The overall goal of Advocates is “to keep the playing field level for democracy,” Sherrard said. “Christian lawyers have a real heart for this because they see the importance of religious freedom and an independent judiciary. Religious freedom is a barometer for freedom in general.”
Ericsson rejects the “power broker” image that some lawyers seem to relish. Instead, he has adopted a “servant-leader” model. He and his international network of lawyers cherish the role of being “counsel to” those in authority in government and the church, as opposed to being retained as “counsel for” any individual, official or group.
Role models for Ericsson’s concept are abundant in the Hebrew scriptures (Joseph, Nehemiah, Esther, Mordecai, Daniel and Obadiah). They served as “counsel to” government authorities who held radically different theological views.
The servant role is more than a platitude for Ericsson and his wife, Bobby. For 23 years, they have played host to more than 200 visitors in their home. Their stays have ranged from overnight to more than a year. Their profiles range from runaways, battered wives and foreign students to the vice president of an Eastern European country, members of the Russian parliament and royalty from Africa. The open-house philosophy creates a relaxed environment to develop deep and trusting relationships, Ericsson said.
Last week, the global open-house network came into play. Ericsson’s fax machine heated up with urgent messages from Christian leaders urging action against a proposed law by Russian lawmakers to ban foreign missionaries from proselytizing in Russia.
Ericsson received a phone call informing him that a member of the Supreme Soviet, who has stayed in his home twice, was coming to Washington. Ericsson arranged for the Russian legislator to stay an extra week at his home in Springfield.
“He thinks he’s coming to the states only for government business, but he doesn’t realize that God may have brought him here to intervene on behalf of those who want religious freedom in Russia,” Ericsson said.

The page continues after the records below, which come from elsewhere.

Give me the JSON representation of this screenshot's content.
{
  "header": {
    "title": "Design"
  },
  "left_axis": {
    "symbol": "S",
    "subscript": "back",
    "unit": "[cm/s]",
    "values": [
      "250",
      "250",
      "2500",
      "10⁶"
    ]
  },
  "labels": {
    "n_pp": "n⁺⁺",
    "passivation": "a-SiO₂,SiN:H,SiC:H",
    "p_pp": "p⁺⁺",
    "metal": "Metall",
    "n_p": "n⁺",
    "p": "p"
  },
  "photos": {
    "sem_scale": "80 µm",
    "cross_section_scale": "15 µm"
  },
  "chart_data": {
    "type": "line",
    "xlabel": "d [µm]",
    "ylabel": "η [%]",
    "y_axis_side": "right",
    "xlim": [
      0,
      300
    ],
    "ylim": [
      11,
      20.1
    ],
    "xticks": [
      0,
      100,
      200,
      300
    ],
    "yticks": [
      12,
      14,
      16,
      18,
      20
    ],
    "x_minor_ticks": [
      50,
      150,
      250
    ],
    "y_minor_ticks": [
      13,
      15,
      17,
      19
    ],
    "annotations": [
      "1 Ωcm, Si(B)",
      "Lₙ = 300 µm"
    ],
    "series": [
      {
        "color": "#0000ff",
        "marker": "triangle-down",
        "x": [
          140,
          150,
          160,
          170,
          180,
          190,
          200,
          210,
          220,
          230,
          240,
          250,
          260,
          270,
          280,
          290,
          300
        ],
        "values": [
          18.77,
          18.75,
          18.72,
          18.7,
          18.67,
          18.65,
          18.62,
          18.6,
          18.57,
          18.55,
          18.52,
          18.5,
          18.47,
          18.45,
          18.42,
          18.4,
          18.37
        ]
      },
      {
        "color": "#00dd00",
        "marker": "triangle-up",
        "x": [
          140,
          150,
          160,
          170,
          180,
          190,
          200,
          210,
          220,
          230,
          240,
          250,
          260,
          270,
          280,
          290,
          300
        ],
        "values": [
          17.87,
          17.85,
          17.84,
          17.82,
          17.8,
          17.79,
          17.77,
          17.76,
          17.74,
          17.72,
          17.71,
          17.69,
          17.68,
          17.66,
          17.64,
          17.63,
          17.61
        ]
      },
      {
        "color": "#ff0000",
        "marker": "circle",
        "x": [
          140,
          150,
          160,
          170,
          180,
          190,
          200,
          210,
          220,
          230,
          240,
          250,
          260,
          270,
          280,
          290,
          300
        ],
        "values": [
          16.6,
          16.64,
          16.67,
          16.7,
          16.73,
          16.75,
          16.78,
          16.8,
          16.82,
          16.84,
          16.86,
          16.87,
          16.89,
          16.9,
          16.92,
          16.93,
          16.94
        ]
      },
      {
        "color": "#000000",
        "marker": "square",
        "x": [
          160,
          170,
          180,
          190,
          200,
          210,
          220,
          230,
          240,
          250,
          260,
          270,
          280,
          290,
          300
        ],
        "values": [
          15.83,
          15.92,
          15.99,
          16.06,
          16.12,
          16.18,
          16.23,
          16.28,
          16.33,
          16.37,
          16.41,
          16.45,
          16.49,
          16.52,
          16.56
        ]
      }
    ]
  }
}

Such statements are typical of Ericsson’s world view. The sovereignty of God is the lens through which he sees a tightly woven tapestry of “divine coincidences.” For Ericsson, “His-story,” or true history, is living life sensitive to the vertical dimension so that “when God’s will and our actions coincide, we have a coincidence.”
“I want you to rediscover a God who is alive, active, real and personal,” Ericsson told the congregation last Sunday at Immanuel Bible Church in Springfield, “He’s not just the subject matter of a textbook. He’s a person.”
Ericsson likes to think of God working in three eras: Old Testament, New Testament and Today’s Testament. “The uppercase Gospel is that God in Jesus Christ became man and died for the sins of the world,” Ericsson said. “But the lowercase gospel is that Christ lives in us, and we are the rest of the story.”
Perhaps the task chosen by Ericsson, Sherrard and their network is best summarized by a June letter from a pastor in Nepal, where Hinduism is dominant: “We have reached a point where we see in front of our very eyes the case of Christians. We have nobody of influence here who can speak on our behalf. Particularly at this time of our need, we are calling upon Advocates International to intervene.”